I've been trying. Taking up one hobby here, one friend there, one new thing that makes my life a little more brighter than it was before. Even getting this far is a blessing, although I should stop trying to minimize the remaining distance. The only way to the top is one step at a time, and right now it feels like there's so many flights remaining. Other days it feels like the top is right around the corner. Other days it feels like there isn't a top, just a point where you feel like you don't need to climb anymore. I think that's all I really want, is to not climb anymore.
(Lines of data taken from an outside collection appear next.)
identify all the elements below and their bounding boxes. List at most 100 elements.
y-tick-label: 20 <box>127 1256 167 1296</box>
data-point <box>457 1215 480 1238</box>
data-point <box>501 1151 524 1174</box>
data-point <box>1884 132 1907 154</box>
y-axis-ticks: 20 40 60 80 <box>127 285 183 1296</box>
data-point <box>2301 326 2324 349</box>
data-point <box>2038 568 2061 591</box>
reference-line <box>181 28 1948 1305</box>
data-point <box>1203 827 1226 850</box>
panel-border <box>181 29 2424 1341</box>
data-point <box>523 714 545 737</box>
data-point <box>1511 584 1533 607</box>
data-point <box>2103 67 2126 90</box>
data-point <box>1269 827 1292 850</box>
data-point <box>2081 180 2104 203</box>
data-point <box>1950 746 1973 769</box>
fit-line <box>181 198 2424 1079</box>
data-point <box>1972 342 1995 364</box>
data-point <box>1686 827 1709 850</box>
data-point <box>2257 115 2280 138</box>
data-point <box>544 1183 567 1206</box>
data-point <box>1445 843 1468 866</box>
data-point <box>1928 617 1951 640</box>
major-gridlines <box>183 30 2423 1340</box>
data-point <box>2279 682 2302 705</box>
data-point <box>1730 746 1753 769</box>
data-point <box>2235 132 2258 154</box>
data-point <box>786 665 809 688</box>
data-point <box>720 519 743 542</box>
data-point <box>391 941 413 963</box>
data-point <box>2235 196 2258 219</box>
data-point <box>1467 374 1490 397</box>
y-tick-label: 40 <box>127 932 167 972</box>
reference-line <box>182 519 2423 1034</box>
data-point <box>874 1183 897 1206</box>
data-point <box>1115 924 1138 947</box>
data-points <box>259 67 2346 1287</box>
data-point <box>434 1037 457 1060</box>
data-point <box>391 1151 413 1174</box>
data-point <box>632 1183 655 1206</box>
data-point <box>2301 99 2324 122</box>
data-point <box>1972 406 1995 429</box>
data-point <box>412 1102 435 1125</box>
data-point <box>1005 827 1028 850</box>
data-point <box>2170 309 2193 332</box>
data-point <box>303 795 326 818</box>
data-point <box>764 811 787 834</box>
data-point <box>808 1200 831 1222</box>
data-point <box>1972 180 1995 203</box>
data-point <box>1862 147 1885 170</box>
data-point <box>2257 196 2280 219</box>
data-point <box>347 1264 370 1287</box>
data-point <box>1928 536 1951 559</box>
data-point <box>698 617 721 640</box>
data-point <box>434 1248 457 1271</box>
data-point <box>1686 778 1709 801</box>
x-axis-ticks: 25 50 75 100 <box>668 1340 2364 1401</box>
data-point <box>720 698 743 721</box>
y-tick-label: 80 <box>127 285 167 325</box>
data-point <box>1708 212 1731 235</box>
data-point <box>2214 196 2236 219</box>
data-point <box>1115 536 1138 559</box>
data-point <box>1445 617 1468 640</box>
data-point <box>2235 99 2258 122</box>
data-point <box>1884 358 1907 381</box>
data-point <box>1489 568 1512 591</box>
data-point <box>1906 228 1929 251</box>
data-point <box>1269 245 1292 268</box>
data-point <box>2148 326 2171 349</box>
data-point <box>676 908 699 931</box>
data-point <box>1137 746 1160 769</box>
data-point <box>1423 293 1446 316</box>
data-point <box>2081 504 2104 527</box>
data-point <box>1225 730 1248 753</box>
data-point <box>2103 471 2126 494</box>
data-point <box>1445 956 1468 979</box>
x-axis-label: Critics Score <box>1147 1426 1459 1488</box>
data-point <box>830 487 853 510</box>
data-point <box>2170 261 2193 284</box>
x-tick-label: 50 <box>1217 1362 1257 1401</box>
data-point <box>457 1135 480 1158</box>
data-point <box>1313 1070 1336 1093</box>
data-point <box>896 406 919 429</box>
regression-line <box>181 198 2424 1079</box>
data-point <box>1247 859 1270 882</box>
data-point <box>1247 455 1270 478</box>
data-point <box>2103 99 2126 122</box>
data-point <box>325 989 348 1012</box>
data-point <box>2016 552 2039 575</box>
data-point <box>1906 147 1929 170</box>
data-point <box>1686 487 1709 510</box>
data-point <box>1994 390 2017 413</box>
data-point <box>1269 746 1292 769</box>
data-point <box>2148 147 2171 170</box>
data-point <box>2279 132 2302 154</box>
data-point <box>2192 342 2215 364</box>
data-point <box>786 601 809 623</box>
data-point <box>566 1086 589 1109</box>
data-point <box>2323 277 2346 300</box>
All of this, this writing, these stairs, these hobbies and friends, is predicated on the belief in that point existing, where I no longer need to climb. Of course, there's always death, but I want to stop before then. I think this belief is what people call hope, and considering how far it's gotten me from where I was, it may as well be. But it doesn't feel like hope. Hope is supposed to be the thing with feathers, that perches in the soul and sings the tune without the words. Whatever I have feels like a teacher handing me a poor test result remarking that "you can do better than this". Although, even without glamour, what I have is what I have, and I love it with all my heart. So I love the teacher, I wake up every morning thinking like the teacher, "you can do better than this." So one more stair I climb.